Many protesting Iraqis have accused Iran of being the primary sponsor of the corrupt and inefficient system they seek to overthrow. Tehran, on its part, has sought to repress the protesters. It has been reported that Gen. Qassim Soleimani, commander of the Islamic Revolutionary Guards Corps (IRGC) Quds Force, has been sent to Baghdad to advise the Iraqi authorities on how to deal with the protesters. These authorities have reportedly killed 250 protesters thus far.
In recent days, Iraqi protesters have been seen burning posters of the Iranian Supreme Leader Ali Khamenei, an act which would have been unthinkable before the flare up of the recent protests that started early in October this year. In response, Shiite militias backed by Iran are actively using violence to suppress the protests. They are deploying snipers and are firing on unarmed demonstrators. The violence by the authorities, and the Shiite militias loyal to Iran have spurred outrage among Iraqis, and anger toward Iran.
According to Alissa Rubin of the New York Times (November 1, 2019), “United States and Iran have weighed in on the protests, signaling that they view calm in Iraq as a priority. But while the United States has sided with the demonstrators, Iran has charged that the unrest has been fomented by Israel and the United States.” Last week, more than 200,000 Iraqis marched in Baghdad, raging against the foreign occupier - Iran. Saad Eskander, a former head of the Iraqi National Archives, stated that “the revolution is not anti-American, it is anti-Iran, it is anti-religion - anti political religion, not religion as such.”
It is reasonable to assume that Iran’s recently announced decision to renew its Uranium enrichment at its Fordow facility, in a flagrant violation of the 2015 Nuclear agreement, is an attempt to draw attention away from the internal economic difficulties it is experiencing. It is now enhanced by the blow to the regime’s prestige as a result of the massive demonstrations in Iraq and Lebanon. There is elevated concern that these recent difficulties the Tehran regime is experiencing might prompt it to initiate military action against Israel.
In Tehran, there are fears that the turmoil in Iraq and Lebanon, caused by the demonstrators (and in particular the participation of Shiite co-religionists among them), might spread to Iran itself. The Ayatollahs regime recoils from the prospect of large anti-regime protests similar to what occurred two years ago, and even more so in recalling the 2009 more famous demonstrations.
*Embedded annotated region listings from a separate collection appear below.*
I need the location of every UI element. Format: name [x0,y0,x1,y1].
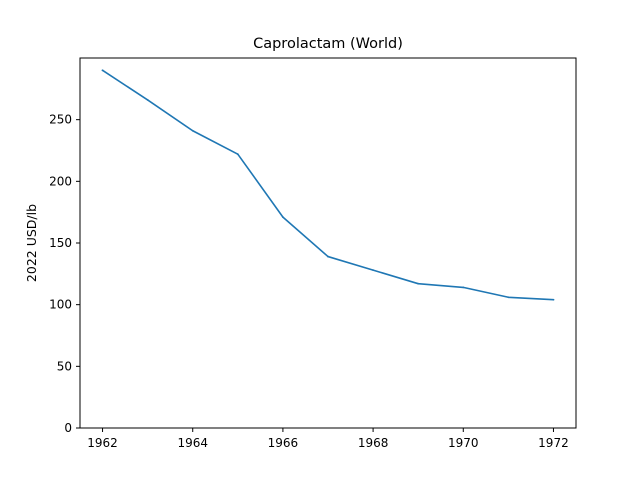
data-point [146,99,149,101]
data-point [552,298,555,301]
y-tick-label: 100 [49,298,72,312]
data-point [507,296,510,299]
chart-title: Caprolactam (World) [253,36,403,52]
data-point [236,153,239,156]
y-tick-label: 200 [49,174,72,188]
data-point [282,216,284,219]
series-line [101,69,555,301]
y-axis-label: 2022 USD/lb [24,204,39,282]
x-tick-label: 1964 [177,436,208,450]
y-tick-label: 50 [57,359,72,373]
y-axis-ticks: 0 50 100 150 200 250 [49,113,80,435]
x-tick-label: 1966 [268,436,299,450]
data-point [417,282,420,285]
x-axis-ticks: 1962 1964 1966 1968 1970 1972 [87,428,569,450]
data-point [327,255,329,258]
data-point [462,286,465,289]
y-tick-label: 150 [49,236,72,250]
data-point [191,129,194,132]
series-layer [101,69,555,301]
x-tick-label: 1972 [538,436,569,450]
data-point [101,69,104,72]
y-tick-label: 250 [49,113,72,127]
x-tick-label: 1962 [87,436,118,450]
y-tick-label: 0 [64,421,72,435]
data-point [372,269,374,272]
plot-frame [79,57,577,429]
x-tick-label: 1970 [448,436,479,450]
x-tick-label: 1968 [358,436,389,450]
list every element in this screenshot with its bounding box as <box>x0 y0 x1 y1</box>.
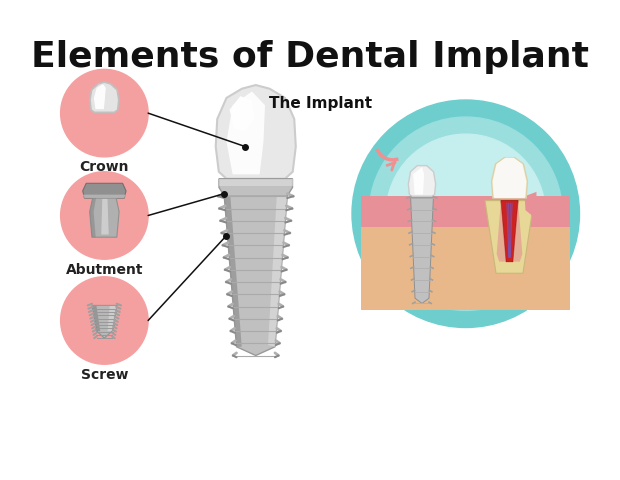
Text: Screw: Screw <box>81 368 128 382</box>
Polygon shape <box>229 96 254 131</box>
Polygon shape <box>461 196 470 218</box>
Polygon shape <box>450 196 482 216</box>
Polygon shape <box>361 196 570 227</box>
Polygon shape <box>101 199 108 235</box>
Polygon shape <box>361 227 570 311</box>
Text: Elements of Dental Implant: Elements of Dental Implant <box>31 40 589 74</box>
Circle shape <box>386 134 546 293</box>
Polygon shape <box>501 201 518 262</box>
Polygon shape <box>224 196 287 356</box>
Polygon shape <box>413 167 424 194</box>
Polygon shape <box>92 305 117 338</box>
Polygon shape <box>90 198 96 237</box>
Text: Crown: Crown <box>79 160 129 174</box>
Polygon shape <box>485 201 534 273</box>
Polygon shape <box>82 183 126 198</box>
Polygon shape <box>92 305 100 331</box>
Polygon shape <box>90 82 119 112</box>
Polygon shape <box>525 192 536 219</box>
Circle shape <box>61 70 148 157</box>
Polygon shape <box>108 305 117 331</box>
Polygon shape <box>216 85 296 179</box>
Polygon shape <box>219 179 293 186</box>
Polygon shape <box>493 157 526 198</box>
Polygon shape <box>410 198 433 303</box>
Polygon shape <box>409 166 436 196</box>
Polygon shape <box>224 196 242 347</box>
Polygon shape <box>513 201 523 262</box>
Polygon shape <box>268 196 287 347</box>
Polygon shape <box>226 92 265 174</box>
Circle shape <box>61 277 148 364</box>
Text: The Implant: The Implant <box>269 96 372 111</box>
Polygon shape <box>492 157 528 198</box>
Circle shape <box>61 172 148 259</box>
Polygon shape <box>497 201 506 262</box>
Polygon shape <box>90 198 119 237</box>
Polygon shape <box>94 84 106 109</box>
Polygon shape <box>219 179 293 196</box>
Polygon shape <box>82 194 126 198</box>
Circle shape <box>369 117 562 311</box>
Circle shape <box>352 100 580 327</box>
Text: Abutment: Abutment <box>66 263 143 277</box>
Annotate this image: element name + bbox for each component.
These fears have driven the regime to send Soleimani to Baghdad with orders to suppress the demonstrators.
What is occurring in Iraq and Lebanon appears to be a second round of the “Arab Spring,” which in 2011 skipped over the two countries. This time however, the masses are protesting not only their corrupt political elites and their economic mismanagement, they are aiming at changing the system altogether and making it more inclusive and competent. They demand technocrats rather than political hacks. What makes these demonstrations in Iraq and Lebanon remarkable are that the people protesting are crossing confessional/religious lines. To the Iranian regime, these developments pose a serious threat to their hegemonic ambitions, and to their dream of a Shiite Crescent.